Der IKEA-Effekt: Warum Kunden ihre Produkte mehr lieben, wenn sie mitmachen dürfen
8. September 2025Ziel: Steigerung der Kundenbindung durch den Einsatz des IKEA-Effekts im Marketing.
Inhalt: Verständnis des IKEA-Effekts, wissenschaftliche Hintergründe, Praxisbeispiele, Tipps zur Umsetzung im eigenen Unternehmen.
Zielgruppe: Entscheider:innen, Marketingverantwortliche, Produktmanager:innen.
Marken, die ihre Kunden einbinden, profitieren von einer ganz besonderen Form der Emotionalisierung. Der IKEA-Effekt bezeichnet das Phänomen, dass Menschen Gegenstände massiv aufwerten, wenn sie an deren Entstehung beteiligt sind. Unternehmen wie IKEA und LEGO machen sich das bereits zunutze. Doch wie lässt sich der IKEA-Effekt systematisch für das eigene Business anwenden? Dieser Beitrag liefert Einblicke und Umsetzungsansätze.
1. Der IKEA-Effekt erklärt
Der IKEA-Effekt beschreibt das psychologische Phänomen, dass Menschen Objekte, die sie (auch nur teilweise) selbst gebaut oder gestaltet haben, als wertvoller empfinden. Die Freude am eigenen Beitrag steigert die emotionale Bindung – unabhängig davon, wie das Ergebnis objektiv ausfällt.
- Studien zeigen: Selbstgebautes wird höher geschätzt als Fertigprodukte
- Starke Kundenbindung durch Mitgestaltung
- Wertschätzung als Treiber für Weiterempfehlungen
Der Begriff stammt aus einer Studie, bei der Teilnehmende für selbst zusammengebaute Möbel deutlich mehr bezahlten als für identische, fertig montierte Produkte.
2. Praxisbeispiele: IKEA, LEGO und Co.
Der Möbelriese IKEA steht exemplarisch für diesen Effekt.

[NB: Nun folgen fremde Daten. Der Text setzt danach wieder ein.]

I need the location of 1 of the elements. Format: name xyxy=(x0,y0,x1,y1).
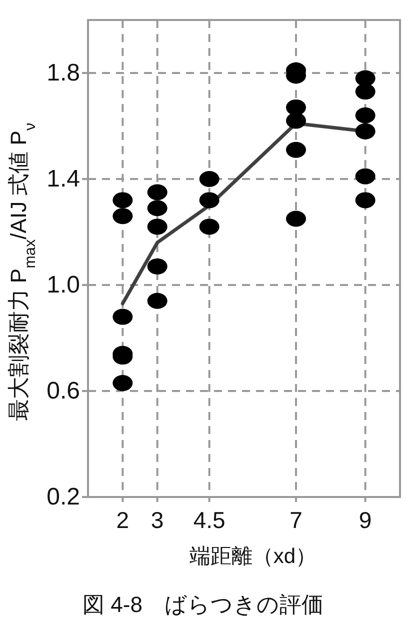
caption: 図 4-8 ばらつきの評価 xyxy=(82,592,324,617)
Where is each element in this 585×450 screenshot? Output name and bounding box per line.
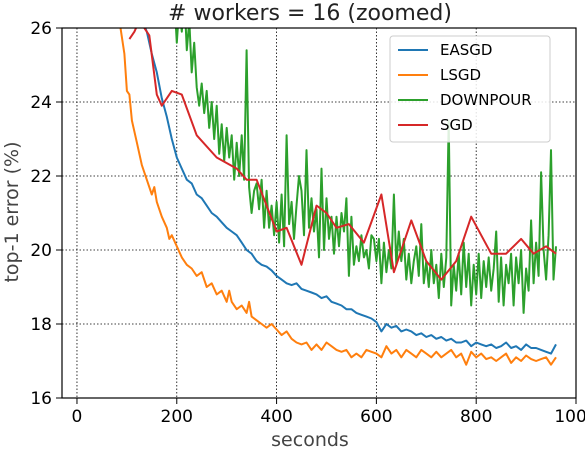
chart-title: # workers = 16 (zoomed)	[168, 1, 452, 26]
y-tick-label: 20	[30, 241, 52, 261]
x-tick-label: 800	[460, 407, 492, 427]
y-axis-label: top-1 error (%)	[1, 141, 23, 282]
y-tick-label: 18	[30, 315, 52, 335]
series-line-lsgd	[119, 28, 557, 366]
y-tick-label: 22	[30, 167, 52, 187]
legend-label: DOWNPOUR	[440, 91, 532, 109]
series-layer	[119, 28, 557, 366]
y-tick-label: 26	[30, 19, 52, 39]
x-tick-label: 1000	[554, 407, 585, 427]
x-axis: 0 200 400 600 800 1000	[72, 398, 585, 427]
series-line-easgd	[144, 28, 557, 355]
x-tick-label: 200	[161, 407, 193, 427]
y-tick-label: 24	[30, 93, 52, 113]
x-tick-label: 600	[360, 407, 392, 427]
y-tick-label: 16	[30, 389, 52, 409]
x-tick-label: 400	[260, 407, 292, 427]
series-line-sgd	[128, 28, 557, 281]
series-line-downpour	[174, 28, 557, 314]
x-tick-label: 0	[72, 407, 83, 427]
legend-label: LSGD	[440, 66, 481, 84]
legend-label: SGD	[440, 116, 473, 134]
plot-frame	[61, 27, 577, 399]
legend-box	[389, 35, 551, 143]
x-axis-label: seconds	[271, 429, 349, 450]
legend: EASGD LSGD DOWNPOUR SGD	[389, 35, 551, 143]
legend-label: EASGD	[440, 41, 492, 59]
y-axis: 16 18 20 22 24 26	[30, 19, 62, 409]
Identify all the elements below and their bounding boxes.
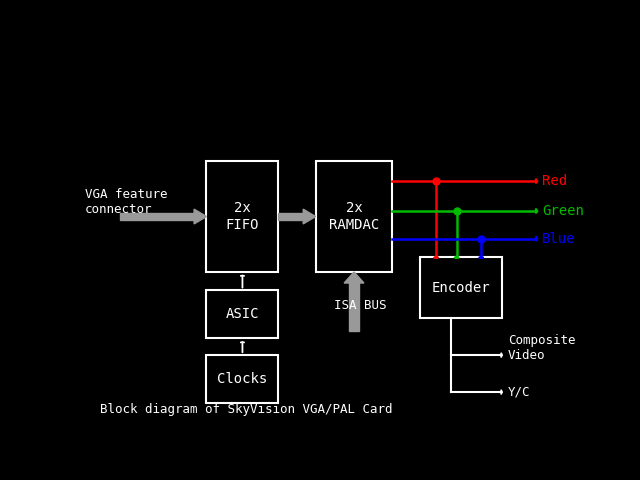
Polygon shape [344, 272, 364, 283]
Text: Red: Red [542, 174, 568, 188]
Bar [207, 161, 278, 272]
Bar [349, 283, 359, 331]
Text: Composite
Video: Composite Video [508, 334, 575, 362]
Text: Clocks: Clocks [218, 372, 268, 386]
Bar [278, 213, 303, 220]
Polygon shape [194, 209, 207, 224]
Polygon shape [303, 209, 316, 224]
Text: 2x
RAMDAC: 2x RAMDAC [329, 202, 379, 232]
Text: Block diagram of SkyVision VGA/PAL Card: Block diagram of SkyVision VGA/PAL Card [100, 403, 392, 416]
Text: Green: Green [542, 204, 584, 218]
Text: VGA feature
connector: VGA feature connector [85, 188, 168, 216]
Bar [120, 213, 194, 220]
Text: 2x
FIFO: 2x FIFO [226, 202, 259, 232]
Text: Blue: Blue [542, 232, 576, 246]
Bar [316, 161, 392, 272]
Text: ASIC: ASIC [226, 308, 259, 322]
Bar [207, 290, 278, 338]
Text: Encoder: Encoder [431, 281, 490, 295]
Text: ISA BUS: ISA BUS [334, 299, 387, 312]
Bar [420, 257, 502, 318]
Bar [207, 355, 278, 403]
Text: Y/C: Y/C [508, 385, 531, 398]
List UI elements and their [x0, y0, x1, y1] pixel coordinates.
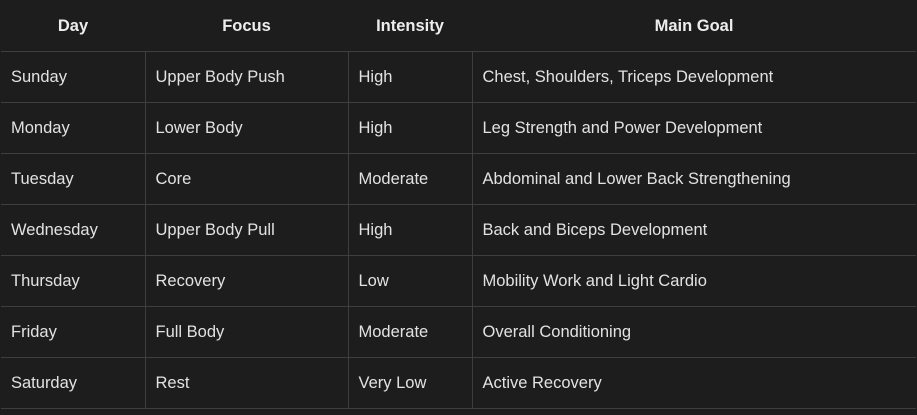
cell-intensity: Moderate	[348, 153, 473, 205]
cell-main-goal: Leg Strength and Power Development	[472, 102, 916, 154]
cell-day: Monday	[1, 102, 146, 154]
cell-focus: Rest	[145, 357, 349, 409]
header-row: Day Focus Intensity Main Goal	[1, 1, 916, 52]
cell-day: Saturday	[1, 357, 146, 409]
cell-intensity: High	[348, 102, 473, 154]
cell-day: Tuesday	[1, 153, 146, 205]
cell-intensity: High	[348, 51, 473, 103]
cell-focus: Lower Body	[145, 102, 349, 154]
cell-main-goal: Overall Conditioning	[472, 306, 916, 358]
table-row: Tuesday Core Moderate Abdominal and Lowe…	[1, 153, 916, 205]
cell-focus: Upper Body Push	[145, 51, 349, 103]
table-row: Wednesday Upper Body Pull High Back and …	[1, 204, 916, 256]
cell-intensity: Moderate	[348, 306, 473, 358]
header-focus: Focus	[145, 1, 348, 52]
cell-focus: Recovery	[145, 255, 349, 307]
cell-focus: Upper Body Pull	[145, 204, 349, 256]
cell-day: Sunday	[1, 51, 146, 103]
cell-intensity: Low	[348, 255, 473, 307]
header-intensity: Intensity	[348, 1, 472, 52]
cell-intensity: High	[348, 204, 473, 256]
cell-main-goal: Active Recovery	[472, 357, 916, 409]
cell-focus: Core	[145, 153, 349, 205]
cell-main-goal: Chest, Shoulders, Triceps Development	[472, 51, 916, 103]
cell-main-goal: Abdominal and Lower Back Strengthening	[472, 153, 916, 205]
cell-day: Wednesday	[1, 204, 146, 256]
cell-intensity: Very Low	[348, 357, 473, 409]
table-header: Day Focus Intensity Main Goal	[1, 1, 916, 52]
table-row: Friday Full Body Moderate Overall Condit…	[1, 306, 916, 358]
cell-main-goal: Mobility Work and Light Cardio	[472, 255, 916, 307]
cell-focus: Full Body	[145, 306, 349, 358]
table-row: Sunday Upper Body Push High Chest, Shoul…	[1, 51, 916, 103]
table-row: Thursday Recovery Low Mobility Work and …	[1, 255, 916, 307]
cell-main-goal: Back and Biceps Development	[472, 204, 916, 256]
cell-day: Friday	[1, 306, 146, 358]
header-day: Day	[1, 1, 145, 52]
header-main-goal: Main Goal	[472, 1, 916, 52]
table-body: Sunday Upper Body Push High Chest, Shoul…	[1, 51, 916, 409]
table-row: Monday Lower Body High Leg Strength and …	[1, 102, 916, 154]
table-row: Saturday Rest Very Low Active Recovery	[1, 357, 916, 409]
cell-day: Thursday	[1, 255, 146, 307]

Kunden nehmen Fahrt zeitintensiver Selbstmontage auf sich und lieben das Ergebnis trotzdem. LEGO setzt ebenfalls auf Bausätze, die stolz präsentiert werden. Auch in der Softwarebranche (z.B. durch anpassbare Dashboards) oder Meal-Kits wie HelloFresh findet sich der IKEA-Effekt wieder.
- IKEA: Wertschätzung durch Selbstmontage
- LEGO: Stolz aufs eigene Set
- MyMuesli: Eigene Müslimischung kreieren
Sogar digitale Tools fördern durch Personalisierung dieses Bindungsgefühl. Die Kernidee: Kundschaft wird zur aktiven Mitgestalterin.
3. Wie Unternehmen den Effekt nutzen können
Der IKEA-Effekt lässt sich auf viele Branchen übertragen. Immer dann, wenn Nutzer:innen die Möglichkeit bekommen, Produkte oder Services individuell zusammenzustellen, steigt die emotionale Bindung und dadurch der wahrgenommene Wert.
- Personalisierung bei Produkten und Prozessen ermöglichen
- Gamification-Elemente oder Do-it-yourself-Optionen einbauen
- Nutzer bei der Weiterentwicklung ihrer Lösungen beteiligen
Auch bei Dienstleistungen kann ein gemeinsamer Arbeitsprozess (Co-Creation) die Zufriedenheit deutlich erhöhen.
4. Tipps für die praktische Umsetzung
Die Einführung des IKEA-Effekts erfordert einen Perspektivwechsel und Mut, Kund:innen mehr Einfluss auf den Output zu geben. Wesentliche Erfolgsfaktoren sind einfache Bedienbarkeit und echte Mitgestaltung.
- Onboarding- und Konfiguratoren möglichst intuitiv gestalten
- Ergebnisse sichtbar machen (z.B. teilen oder ausstellen lassen)
- Feedback der Nutzer:innen konsequent einbinden
Verlinkung zum Weiterlesen: Wikipedia – IKEA-Effekt | Mehr Praxisbeispiele bei ARTVERTISEMENT
Fazit: Mehr Wert durch Mitmachen
Der IKEA-Effekt schafft Begeisterung und Loyalität – vorausgesetzt, Unternehmen machen ihre Zielgruppe wirklich zum Co-Creator. Mit den richtigen Tools lässt sich dieser Mechanismus einfach in unterschiedlichste Geschäftsmodelle integrieren und sorgt für nachhaltige Kundenbindung.